When I'm playing minecraft, my computer often has to swap because Google Chrome takes much RAM, too. So, I'd like to manually swap out Google Chrome. I know that I can temporarily stop all its processes with SIGSTOP, but how can I force them into swap? Or is that a bad idea?


Maybe try a command like this to temporarily use a lot of memory to force Chrome (and everything else) to swap out before starting minecraft

dd if=/dev/zero conv=block cbs=1024m of=/dev/null bs=32m count=32
  • Your answer and Wyzards are both good, don't know which one to accept :D – thejh Mar 30 '12 at 18:17
  • Give my suggestion a try and if it doesn't help minecraft responsiveness you should accept Wyzard's answer. – Brian Swift Mar 31 '12 at 3:12
  • Well, as the problem only occurs from time to time, I can't really test based on that, but I've seen that while minecraft was running, I had 500MB free RAM, so it looks like this is a good idea. – thejh Mar 31 '12 at 10:50

I wouldn't bother; other processes will be paged out automatically when there's memory pressure. The kernel uses a "least-recently-used" scheme for deciding what should be paged out next, and if you stop Chrome with SIGSTOP, it won't be able to use any of its pages, so after awhile they'll be kicked out of RAM if Minecraft needs more.

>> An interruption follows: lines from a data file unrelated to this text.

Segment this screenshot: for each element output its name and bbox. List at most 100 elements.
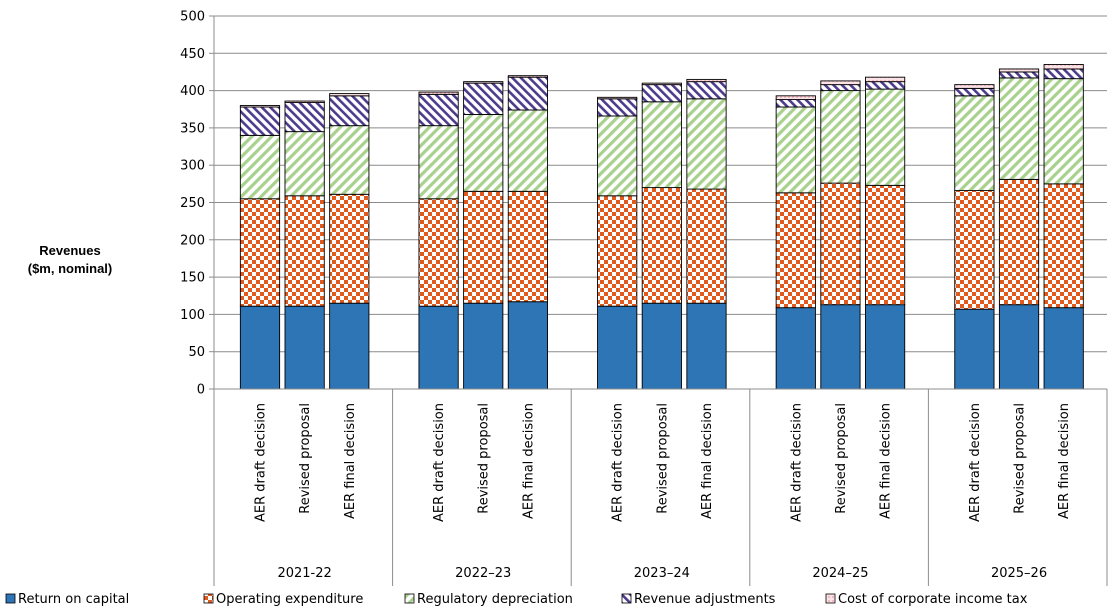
x-category-label: AER final decision bbox=[879, 403, 894, 519]
bar-segment-return-on-capital bbox=[954, 308, 995, 390]
axes bbox=[209, 15, 1108, 586]
bar-segment-operating-expenditure bbox=[239, 198, 281, 307]
x-category-label: AER draft decision bbox=[611, 403, 626, 522]
labels: Revenues ($m, nominal) 0 50 100 150 200 250 30… bbox=[28, 10, 1072, 582]
bar-segment-cost-of-corporate-income-tax bbox=[820, 80, 861, 86]
bar-segment-operating-expenditure bbox=[284, 195, 325, 307]
bar-segment-operating-expenditure bbox=[329, 193, 370, 304]
bar-segment-operating-expenditure bbox=[998, 178, 1040, 306]
legend-swatch-regulatory-depreciation bbox=[404, 593, 415, 604]
bar-segment-return-on-capital bbox=[418, 305, 459, 390]
bar-segment-cost-of-corporate-income-tax bbox=[998, 68, 1040, 73]
bar-segment-operating-expenditure bbox=[418, 198, 459, 307]
bar-segment-regulatory-depreciation bbox=[597, 115, 638, 197]
legend-swatch-operating-expenditure bbox=[203, 593, 214, 604]
bar-segment-regulatory-depreciation bbox=[864, 88, 906, 186]
bar-segment-regulatory-depreciation bbox=[239, 134, 281, 200]
y-axis-label-line-2: ($m, nominal) bbox=[28, 261, 113, 276]
legend: Return on capital Operating expenditure Re… bbox=[5, 592, 1028, 607]
y-tick-label: 350 bbox=[180, 121, 205, 136]
bar-segment-operating-expenditure bbox=[686, 188, 727, 304]
bar-segment-return-on-capital bbox=[864, 304, 906, 390]
bar-segment-operating-expenditure bbox=[463, 190, 504, 304]
bar-segment-cost-of-corporate-income-tax bbox=[641, 82, 682, 86]
bar-segment-return-on-capital bbox=[239, 305, 281, 390]
bar-segment-regulatory-depreciation bbox=[775, 106, 816, 194]
x-category-label: AER draft decision bbox=[789, 403, 804, 522]
bar-segment-return-on-capital bbox=[998, 304, 1040, 390]
y-tick-label: 300 bbox=[180, 159, 205, 174]
bar-segment-operating-expenditure bbox=[1043, 183, 1084, 309]
x-category-label: Revised proposal bbox=[834, 403, 849, 514]
bar-segment-revenue-adjustments bbox=[1043, 68, 1084, 80]
bar-segment-revenue-adjustments bbox=[284, 102, 325, 133]
y-tick-label: 400 bbox=[180, 84, 205, 99]
bar-segment-cost-of-corporate-income-tax bbox=[597, 96, 638, 100]
bar-segment-revenue-adjustments bbox=[954, 87, 995, 97]
bar-segment-regulatory-depreciation bbox=[1043, 78, 1084, 185]
bar-segment-regulatory-depreciation bbox=[329, 125, 370, 195]
x-category-label: Revised proposal bbox=[298, 403, 313, 514]
bar-segment-return-on-capital bbox=[329, 302, 370, 390]
y-tick-label: 100 bbox=[180, 308, 205, 323]
bar-segment-regulatory-depreciation bbox=[507, 109, 548, 192]
x-category-label: Revised proposal bbox=[1013, 403, 1028, 514]
legend-label: Operating expenditure bbox=[216, 592, 363, 607]
x-category-label: Revised proposal bbox=[655, 403, 670, 514]
bar-segment-revenue-adjustments bbox=[641, 84, 682, 103]
bar-segment-operating-expenditure bbox=[864, 184, 906, 306]
x-category-label: Revised proposal bbox=[477, 403, 492, 514]
legend-label: Cost of corporate income tax bbox=[838, 592, 1028, 607]
bar-segment-cost-of-corporate-income-tax bbox=[954, 84, 995, 89]
x-group-label: 2022–23 bbox=[455, 566, 511, 581]
x-group-label: 2025–26 bbox=[991, 566, 1047, 581]
bar-segment-regulatory-depreciation bbox=[641, 101, 682, 189]
legend-label: Return on capital bbox=[18, 592, 129, 607]
y-tick-label: 250 bbox=[180, 196, 205, 211]
bar-segment-operating-expenditure bbox=[641, 187, 682, 304]
bar-segment-return-on-capital bbox=[1043, 307, 1084, 390]
x-category-label: AER draft decision bbox=[253, 403, 268, 522]
x-category-label: AER final decision bbox=[343, 403, 358, 519]
legend-label: Revenue adjustments bbox=[634, 592, 776, 607]
bar-segment-revenue-adjustments bbox=[998, 71, 1040, 79]
legend-label: Regulatory depreciation bbox=[417, 592, 573, 607]
y-tick-label: 50 bbox=[188, 345, 205, 360]
y-tick-label: 500 bbox=[180, 10, 205, 25]
bar-segment-revenue-adjustments bbox=[507, 76, 548, 111]
legend-swatch-return-on-capital bbox=[5, 593, 16, 604]
bar-segment-regulatory-depreciation bbox=[418, 125, 459, 200]
bar-segment-regulatory-depreciation bbox=[463, 114, 504, 192]
bar-segment-regulatory-depreciation bbox=[998, 77, 1040, 180]
bar-segment-regulatory-depreciation bbox=[820, 90, 861, 184]
bar-segment-operating-expenditure bbox=[775, 192, 816, 309]
bar-segment-return-on-capital bbox=[641, 302, 682, 390]
bar-segment-regulatory-depreciation bbox=[686, 98, 727, 190]
bar-segment-cost-of-corporate-income-tax bbox=[686, 78, 727, 83]
x-group-label: 2024–25 bbox=[812, 566, 868, 581]
bar-segment-cost-of-corporate-income-tax bbox=[463, 81, 504, 84]
bar-segment-return-on-capital bbox=[507, 301, 548, 390]
bar-segment-return-on-capital bbox=[597, 305, 638, 390]
y-tick-label: 0 bbox=[197, 383, 205, 398]
bar-segment-return-on-capital bbox=[463, 302, 504, 390]
bar-segment-cost-of-corporate-income-tax bbox=[507, 75, 548, 78]
bar-segment-revenue-adjustments bbox=[864, 81, 906, 90]
x-category-label: AER final decision bbox=[700, 403, 715, 519]
bar-segment-revenue-adjustments bbox=[686, 81, 727, 100]
x-group-label: 2023–24 bbox=[634, 566, 690, 581]
bar-segment-cost-of-corporate-income-tax bbox=[284, 100, 325, 103]
bar-segment-revenue-adjustments bbox=[597, 98, 638, 117]
bar-segment-operating-expenditure bbox=[820, 182, 861, 306]
bar-segment-operating-expenditure bbox=[597, 195, 638, 307]
bar-segment-return-on-capital bbox=[775, 307, 816, 390]
bar-segment-revenue-adjustments bbox=[418, 93, 459, 127]
bar-segment-cost-of-corporate-income-tax bbox=[329, 93, 370, 97]
bar-segment-revenue-adjustments bbox=[329, 95, 370, 127]
y-tick-label: 150 bbox=[180, 271, 205, 286]
bar-segment-revenue-adjustments bbox=[463, 82, 504, 115]
bar-segment-cost-of-corporate-income-tax bbox=[239, 105, 281, 108]
y-tick-label: 450 bbox=[180, 47, 205, 62]
bar-segment-return-on-capital bbox=[284, 305, 325, 390]
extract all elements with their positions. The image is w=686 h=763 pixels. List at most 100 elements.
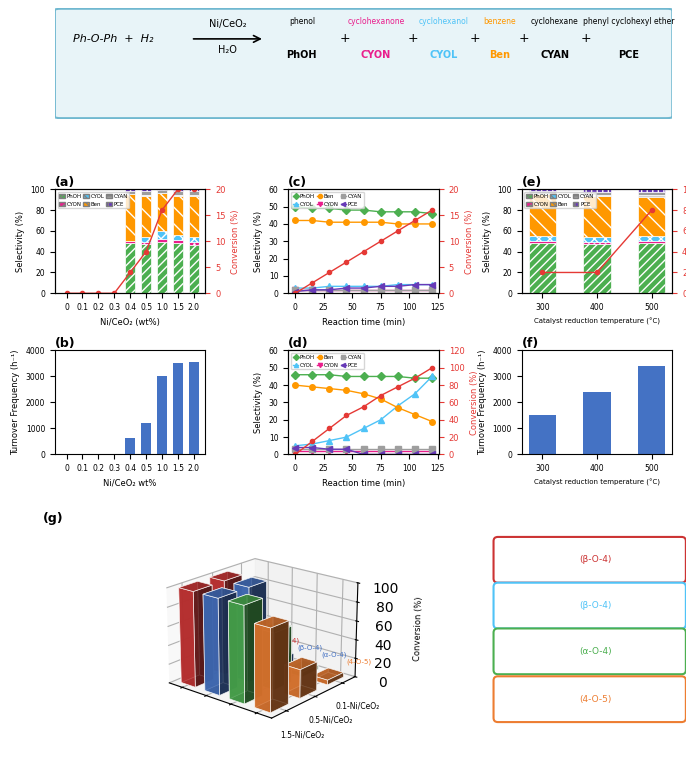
- Ben: [394, 403, 402, 412]
- Bar: [528, 192, 556, 195]
- Ben: [291, 381, 299, 390]
- PhOH: [342, 372, 351, 381]
- Text: +: +: [580, 32, 591, 45]
- CYOL: [342, 433, 351, 442]
- Ben: [359, 389, 368, 398]
- CYAN: [359, 445, 368, 454]
- Ben: [359, 217, 368, 227]
- Bar: [528, 236, 556, 241]
- PhOH: [308, 370, 316, 379]
- CYON: [377, 285, 385, 295]
- Y-axis label: Conversion (%): Conversion (%): [464, 209, 473, 273]
- CYON: [325, 446, 333, 456]
- CYAN: [377, 285, 385, 295]
- CYOL: [394, 280, 402, 289]
- Bar: [638, 241, 665, 243]
- CYON: [308, 285, 316, 295]
- PCE: [411, 450, 419, 459]
- Text: benzene: benzene: [483, 17, 516, 25]
- Text: PCE: PCE: [619, 50, 639, 60]
- Text: CYAN: CYAN: [541, 50, 569, 60]
- Ben: [342, 217, 351, 227]
- Line: CYOL: CYOL: [292, 282, 435, 291]
- Text: H₂O: H₂O: [218, 45, 237, 55]
- CYON: [308, 446, 316, 456]
- PCE: [308, 443, 316, 452]
- Bar: [189, 189, 199, 192]
- Text: (α-O-4): (α-O-4): [579, 647, 611, 656]
- Bar: [528, 195, 556, 236]
- PhOH: [308, 204, 316, 213]
- Text: (d): (d): [288, 337, 309, 350]
- CYOL: [377, 415, 385, 424]
- CYOL: [359, 424, 368, 433]
- Ben: [411, 410, 419, 419]
- CYOL: [325, 436, 333, 445]
- FancyArrowPatch shape: [193, 36, 260, 42]
- CYAN: [342, 445, 351, 454]
- Bar: [638, 189, 665, 192]
- Bar: [141, 195, 151, 237]
- PhOH: [394, 372, 402, 381]
- CYAN: [325, 445, 333, 454]
- PhOH: [291, 370, 299, 379]
- PCE: [342, 445, 351, 454]
- Line: PCE: PCE: [292, 282, 435, 295]
- Bar: [189, 243, 199, 246]
- FancyBboxPatch shape: [493, 537, 686, 583]
- Text: (β-O-4): (β-O-4): [579, 555, 611, 565]
- PhOH: [342, 205, 351, 214]
- CYOL: [394, 401, 402, 410]
- Y-axis label: Turnover Frequency (h⁻¹): Turnover Frequency (h⁻¹): [478, 349, 487, 456]
- CYAN: [359, 285, 368, 295]
- PhOH: [411, 374, 419, 383]
- Bar: [141, 237, 151, 243]
- Bar: [126, 437, 135, 455]
- Bar: [638, 236, 665, 241]
- Y-axis label: Selectivity (%): Selectivity (%): [255, 372, 263, 433]
- CYOL: [428, 280, 436, 289]
- Legend: PhOH, CYOL, Ben, CYON, CYAN, PCE: PhOH, CYOL, Ben, CYON, CYAN, PCE: [291, 353, 364, 369]
- Bar: [126, 241, 135, 243]
- PCE: [359, 450, 368, 459]
- Bar: [173, 240, 182, 243]
- PCE: [428, 450, 436, 459]
- PCE: [394, 282, 402, 291]
- PhOH: [359, 372, 368, 381]
- CYOL: [291, 284, 299, 293]
- Bar: [173, 363, 182, 455]
- Bar: [189, 192, 199, 195]
- PCE: [291, 443, 299, 452]
- Bar: [173, 195, 182, 235]
- Line: CYAN: CYAN: [292, 446, 435, 452]
- CYON: [411, 285, 419, 295]
- Line: Ben: Ben: [292, 217, 435, 227]
- Text: +: +: [519, 32, 530, 45]
- Text: phenol: phenol: [289, 17, 315, 25]
- CYOL: [428, 372, 436, 381]
- CYON: [325, 285, 333, 295]
- PhOH: [325, 204, 333, 213]
- Bar: [173, 189, 182, 192]
- Bar: [173, 235, 182, 240]
- PCE: [325, 285, 333, 295]
- CYAN: [428, 445, 436, 454]
- Bar: [157, 243, 167, 293]
- Text: (c): (c): [288, 176, 307, 189]
- Y-axis label: Selectivity (%): Selectivity (%): [255, 211, 263, 272]
- CYAN: [394, 285, 402, 295]
- Bar: [173, 243, 182, 293]
- Line: Ben: Ben: [292, 382, 435, 424]
- X-axis label: Catalyst reduction temperature (°C): Catalyst reduction temperature (°C): [534, 317, 660, 325]
- Text: Ph-O-Ph  +  H₂: Ph-O-Ph + H₂: [73, 34, 154, 44]
- Bar: [189, 246, 199, 293]
- Bar: [638, 192, 665, 197]
- CYAN: [308, 285, 316, 295]
- Ben: [308, 216, 316, 225]
- Y-axis label: Turnover Frequency (h⁻¹): Turnover Frequency (h⁻¹): [11, 349, 20, 456]
- CYOL: [308, 439, 316, 449]
- Ben: [411, 220, 419, 229]
- CYON: [428, 446, 436, 456]
- Text: (4-O-5): (4-O-5): [579, 694, 611, 703]
- Bar: [189, 195, 199, 237]
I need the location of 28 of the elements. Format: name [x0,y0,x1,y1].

  • Your answer and Brians are both good, don't know which one to accept :D – thejh Mar 30 '12 at 18:17

If you're using them both at once thats probably a bad idea. Constant adding and removing from swap will cause thrashing which is not only bad for your hard drive, but slow.

As far as I know it is not possible, swap space is managed by the kernel. You can however mount a ramdisk as a directory if you have the spare ram.


If you're seriously determined to run Chrome while gaming then I'd suggest digging into chrome's threads and choosing what you need running (a lot of individual threads are simply one extension constantly running) and freeze the rest right after clearing your ram. With the way chrome sandboxes everything it makes it pretty stable even if you start freezing parts of it as long as the main portion (which isn't that big alone) isn't messed with.

I'd also consider throwing in a few cpulimit commands as well so the processor demand coming from chrome doesn't make it look like the top priority for caching.

If you're using chrome for push notifications or anything that is incremental then incrementally pausing and resuming it may be a lot of help as well if you only allowed enough time for it to fetch what it needs.

One last suggestion I've done a few times before is having a set interval set up that clears the ram of processes that aren't that important in terms of preformance for you and have that interval set under a "self.cpulimit" function because depending on which command you choose, some of them can get pretty cpu heavy.